Dr Janelle Stevenson

Dr Janelle Stevenson

Dr Janelle Stevenson

Researcher

Janelle is a palaeoecologist with a particular interest in landscapes of the past, how these have changed under different climatic scenarios, and how we can disentangle climate change from human action in the palaeoenvironmental record. She received her PhD from the University of NSW where she investigated the role of people and climate in shaping the landscapes of New Caledonia. She has continued to work on these questions for landscapes across the Pacific as well as Northern Australia and Island Southeast Asia. Along the way she has been involved in developing new methods and techniques to produce higher resolution and higher quality records with mercury analysis as an anthropogenic signal the latest addition to her tool box.
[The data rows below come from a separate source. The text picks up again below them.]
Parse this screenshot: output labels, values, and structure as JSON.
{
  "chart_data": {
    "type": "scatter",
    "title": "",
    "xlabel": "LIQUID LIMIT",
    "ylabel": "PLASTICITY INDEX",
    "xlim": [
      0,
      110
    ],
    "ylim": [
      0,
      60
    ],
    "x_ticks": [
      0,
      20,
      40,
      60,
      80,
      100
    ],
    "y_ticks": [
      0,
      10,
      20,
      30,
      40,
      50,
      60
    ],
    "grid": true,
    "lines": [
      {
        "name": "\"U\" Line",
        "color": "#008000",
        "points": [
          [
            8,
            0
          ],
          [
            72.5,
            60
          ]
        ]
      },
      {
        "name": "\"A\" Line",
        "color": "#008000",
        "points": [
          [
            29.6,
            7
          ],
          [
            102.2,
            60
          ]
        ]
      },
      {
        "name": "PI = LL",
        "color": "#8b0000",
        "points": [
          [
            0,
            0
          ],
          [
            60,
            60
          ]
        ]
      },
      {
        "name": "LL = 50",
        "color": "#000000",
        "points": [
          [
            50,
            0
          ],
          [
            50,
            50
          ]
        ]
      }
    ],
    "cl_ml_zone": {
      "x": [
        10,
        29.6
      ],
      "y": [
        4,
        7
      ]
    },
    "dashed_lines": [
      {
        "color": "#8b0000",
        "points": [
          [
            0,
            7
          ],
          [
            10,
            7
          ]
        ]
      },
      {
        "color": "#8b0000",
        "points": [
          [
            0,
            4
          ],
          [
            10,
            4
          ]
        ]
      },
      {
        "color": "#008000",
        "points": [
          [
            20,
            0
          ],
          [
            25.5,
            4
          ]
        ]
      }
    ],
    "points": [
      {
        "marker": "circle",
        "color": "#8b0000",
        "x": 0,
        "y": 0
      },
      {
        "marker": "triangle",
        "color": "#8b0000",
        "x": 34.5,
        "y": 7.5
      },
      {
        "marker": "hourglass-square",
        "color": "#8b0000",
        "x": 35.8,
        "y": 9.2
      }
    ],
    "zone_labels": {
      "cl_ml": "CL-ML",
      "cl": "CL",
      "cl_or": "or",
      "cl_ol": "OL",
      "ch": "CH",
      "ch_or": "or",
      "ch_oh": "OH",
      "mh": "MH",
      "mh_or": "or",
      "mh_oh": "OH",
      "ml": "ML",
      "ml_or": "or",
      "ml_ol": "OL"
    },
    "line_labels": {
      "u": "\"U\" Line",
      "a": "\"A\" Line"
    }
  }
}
Janelle has led and been a part of a number of multidisciplinary projects and currently heads up the ARC Discovery Project The pace and rythm of climate: 600,000 years in biological hotspot. This project is generating knowledge of long-term changes in vegetation and rainfall for the Indo-Pacific Warm Pool, a region that  exerts enormous influence on the Earth’s climate. This record of vegetation, fire and biodiversity for the last one million years in Sulawesi, will be unrivaled in length and resolution for the region making it a benchmark reconstruction of palaeoclimate and transforming our understanding of the IPWP.

The work she is currently most passionate about are the two-way learning partnerships that she and other colleagues from across the ANU are developing with several Aboriginal communities. In particular the exploration of Indigenous fire management and the creation of Australia’s cultural landscapes.